Four days after Donald Trump took office, Utah Republican Rep. Jason Chaffetz introduced legislation to dispose of 3.3 million acres of federal land in 10 Western states. Nine days later, after public protests and irate phone calls from sportsmen and others, he withdrew the bill. Last week, Natural Resources Chairman Rob Bishop, another Utah Republican, wrote to colleagues, saying “it’s time for a paradigm shift in our nation’s approach to federal land management” and called for $50 million to be set aside to facilitate conveyances of federal land to state, local and tribal governments. Both proposals illustrate the radical shift in public land policy that has been a goal of Republicans for several years. The 2016 Republican Party Platform pointed to 640 million acres of land owned or controlled by the federal government. “It is absurd to think that all that acreage must remain under the absentee ownership or management of official Washington,” the policy statement reads. “Congress shall immediately pass universal legislation providing for a timely and orderly mechanism requiring the federal government to convey certain federally controlled public lands to states.” Overall public land policy — which includes resource extraction, wildfire policy, efforts to restore the timber industry and record-breaking declarations of national monument acreage by President Barack Obama — has been in flux for some time. But with one-party government in Washington, Republicans think the time is right to make significant changes. The shift comes at a time when armed vigilantes — who took over an Oregon federal bird sanctuary for five weeks last year in a protest against federal management of public lands — threatening violence, were acquitted by a jury of their peers.

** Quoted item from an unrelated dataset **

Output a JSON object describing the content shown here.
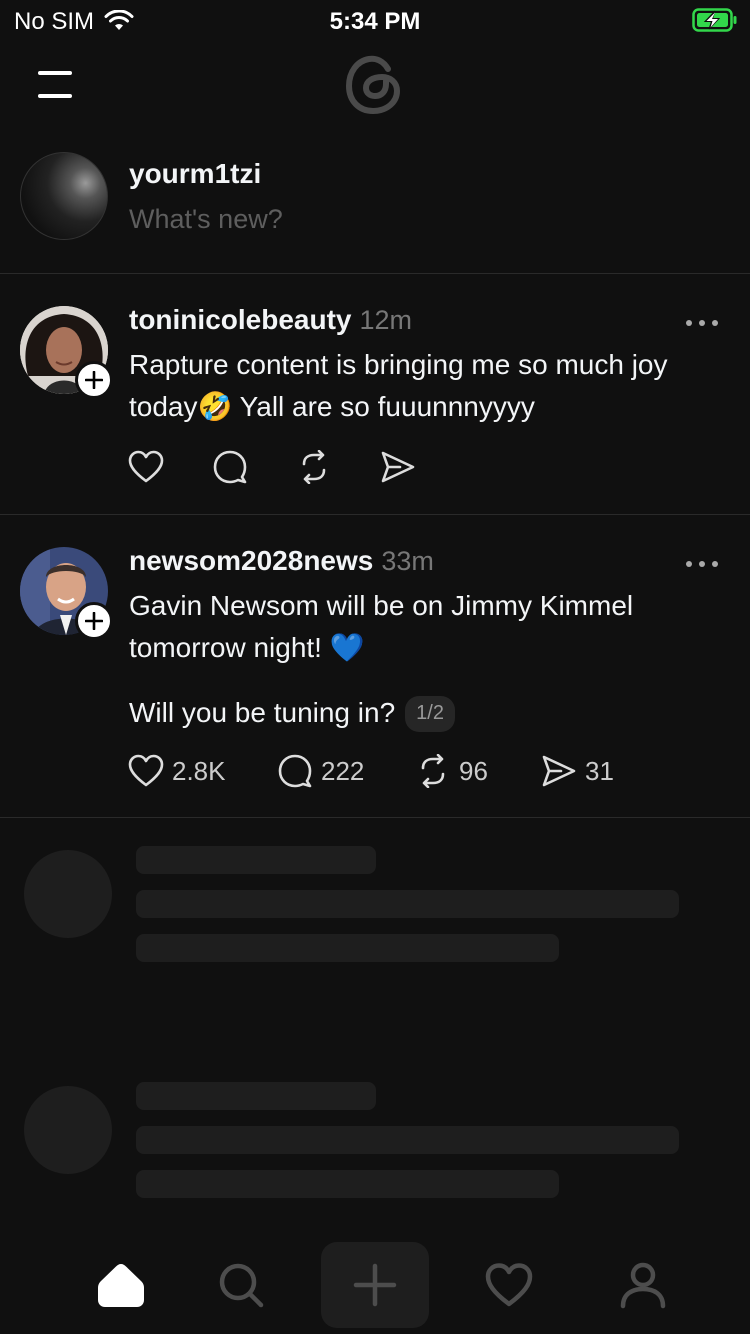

Three of the defendants were sons of Cliven Bundy, who staged a similar armed standoff in 2014 in Nevada after refusing to pay the fees for grazing his cattle on federal lands. On the first day of the new Congress, on a largely party-line vote, Republicans passed a rule that made it easier to transfer federal lands by treating such conveyances as cost free to the federal government even if they reduce federal revenue from mining, oil and gas drilling, grazing rights and other sources. Its author was Bishop, who said the rule change “democratizes our process by eliminating bureaucratic red tape.”...more


A rather lengthy article, covering the issue just about the way you'd expect anybody by the name of  Bartholomew to write it.

2 comments:

Dave Skinner said...

Amazingly slanted, cribbed off Green press releases.

Frank DuBois said...

Reform means you're a "vigilante", don't you see.